# Catalytic converter process.. rhodium help!!



## Pgmguy (Apr 25, 2020)

I am unclear on the rhodium refining process..
I will use hcl and bleach to dissolve the pgms in the catalytic converters..
I will then cement the pgms with zinc..
Filter off and wash in hcl to drive of any remaining zinc 
I will then wash a few times in hot water
Heat the cemented material to drive off any remaining acid..
I will then use nitric acid to dissolve palladium and process with formic acid to precipitate the palladium metal.
Remaining should be platinum and rhodium, which I will dissolve platinum and rhodium with hcl and hydrogen peroxide and process with ammonium chloride to precipitate the platinum.

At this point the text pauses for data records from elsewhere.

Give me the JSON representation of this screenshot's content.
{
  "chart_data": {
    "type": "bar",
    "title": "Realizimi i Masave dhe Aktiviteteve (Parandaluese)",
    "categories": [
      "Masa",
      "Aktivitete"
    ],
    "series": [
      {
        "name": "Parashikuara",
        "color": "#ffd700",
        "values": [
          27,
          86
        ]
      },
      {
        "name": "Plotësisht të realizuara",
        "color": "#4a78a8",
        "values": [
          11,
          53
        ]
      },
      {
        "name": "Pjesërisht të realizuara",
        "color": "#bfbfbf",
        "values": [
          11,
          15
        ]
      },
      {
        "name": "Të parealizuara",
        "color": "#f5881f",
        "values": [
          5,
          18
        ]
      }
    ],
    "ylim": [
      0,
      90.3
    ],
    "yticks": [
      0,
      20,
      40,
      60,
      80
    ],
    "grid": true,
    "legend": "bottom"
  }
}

Although most rhodium would not dissolve into solution..undisolved rh would be left back in the beaker but what did dissolve into solution would be cemented again with zinc.
Repeat process and precipitate remaining platinum and process..
The rh metal would then be dissolved in hcl and bleach..
Now that I have a rh chloride I would add 
ammonium acetate ..And then formic acid while boiling the solution to precipitate the rhodium sponge.. I would appreciate some help here..


----------



## Pgmguy (Apr 26, 2020)

Does anyone have experience with this method?


----------